KALAPANUNGGALUPDATE.COM, KALAPANUNGGAL, KABUPATEN SUKABUMI. – ( Berdasarkan pantauan citra satelit Himawari-9 Enhanced IR milik BMKG pada Rabu malam (29/01/2026), terlihat aktivitas awan konvektif cukup signifikan yang membentang di wilayah Pulau Jawa, termasuk Kabupaten Sukabumi dan sekitarnya.

Wilayah Kecamatan Kalapanunggal terpantau berada di jalur awan hujan dengan dominasi warna hijau, kuning hingga merah pada citra satelit.
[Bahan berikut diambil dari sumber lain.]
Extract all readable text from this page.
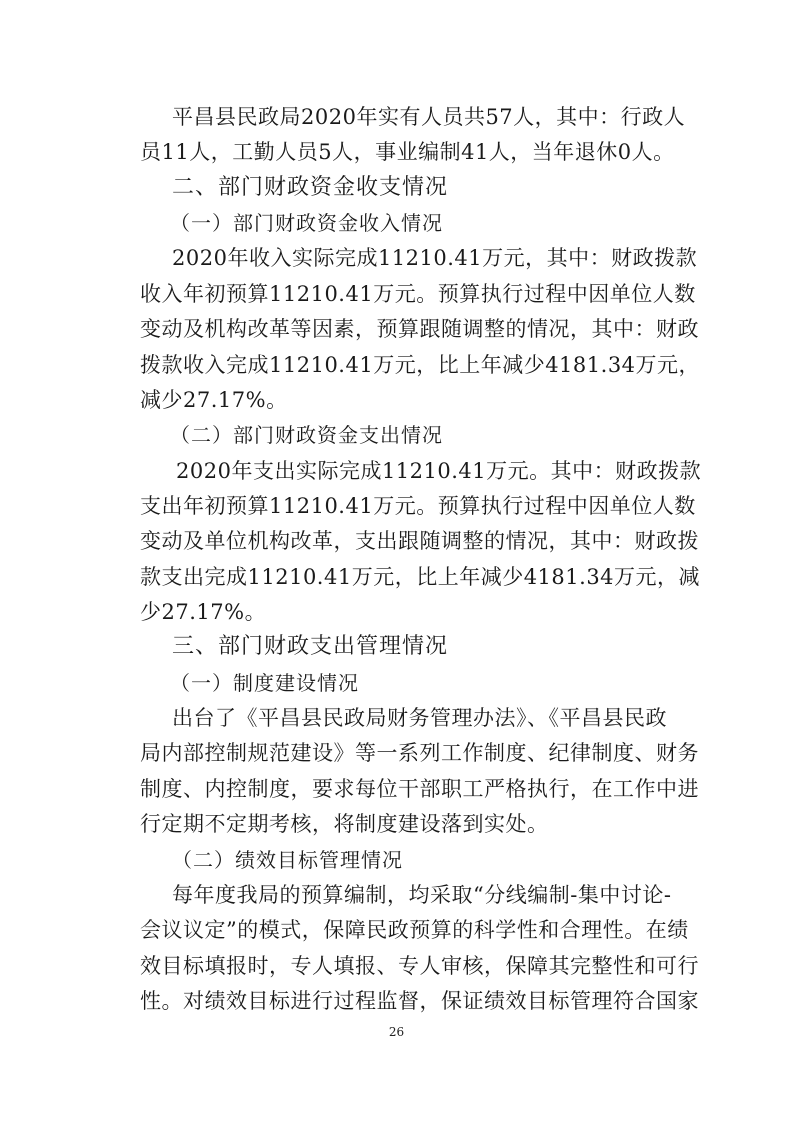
平昌县民政局2020年实有人员共57人，其中：行政人
员11人，工勤人员5人，事业编制41人，当年退休0人。
二、部门财政资金收支情况
（一）部门财政资金收入情况
2020年收入实际完成11210.41万元，其中：财政拨款
收入年初预算11210.41万元。预算执行过程中因单位人数
变动及机构改革等因素，预算跟随调整的情况，其中：财政
拨款收入完成11210.41万元，比上年减少4181.34万元，
减少27.17%。
（二）部门财政资金支出情况
2020年支出实际完成11210.41万元。其中：财政拨款
支出年初预算11210.41万元。预算执行过程中因单位人数
变动及单位机构改革，支出跟随调整的情况，其中：财政拨
款支出完成11210.41万元，比上年减少4181.34万元，减
少27.17%。
三、部门财政支出管理情况
（一）制度建设情况
出台了《平昌县民政局财务管理办法》、《平昌县民政
局内部控制规范建设》等一系列工作制度、纪律制度、财务
制度、内控制度，要求每位干部职工严格执行，在工作中进
行定期不定期考核，将制度建设落到实处。
（二）绩效目标管理情况
每年度我局的预算编制，均采取“分线编制-集中讨论-
会议议定”的模式，保障民政预算的科学性和合理性。在绩
效目标填报时，专人填报、专人审核，保障其完整性和可行
性。对绩效目标进行过程监督，保证绩效目标管理符合国家
26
Kondisi ini mengindikasikan pertumbuhan awan Cumulonimbus yang berpotensi menimbulkan hujan dengan intensitas sedang hingga lebat, disertai hembusan angin kencang dan petir dalam beberapa jam ke depan.

Selain hujan, pola sebaran awan yang memanjang dari barat ke timur menunjukkan adanya konvergensi angin di wilayah Jawa Barat. Situasi tersebut berpotensi memicu angin bertiup cukup kencang, terutama saat hujan berlangsung, yang dapat berdampak pada aktivitas warga, seperti pohon tumbang, atap rumah rusak, hingga gangguan lalu lintas.
BMKG mengimbau masyarakat Kalapanunggal untuk meningkatkan kewaspadaan, khususnya bagi warga yang berada di wilayah rawan longsor, bantaran sungai, serta pengguna jalan pada malam hingga dini hari. Nelayan dan masyarakat yang beraktivitas di area terbuka juga disarankan menghindari lokasi rawan saat cuaca ekstrem terjadi.
Cuaca diperkirakan bersifat fluktuatif, sehingga warga diharapkan terus memantau informasi resmi dari BMKG serta mengikuti imbauan dari pemerintah daerah dan aparat setempat demi keselamatan bersama.
Pantau cuaca, waspada bencana, dan utamakan keselamatan.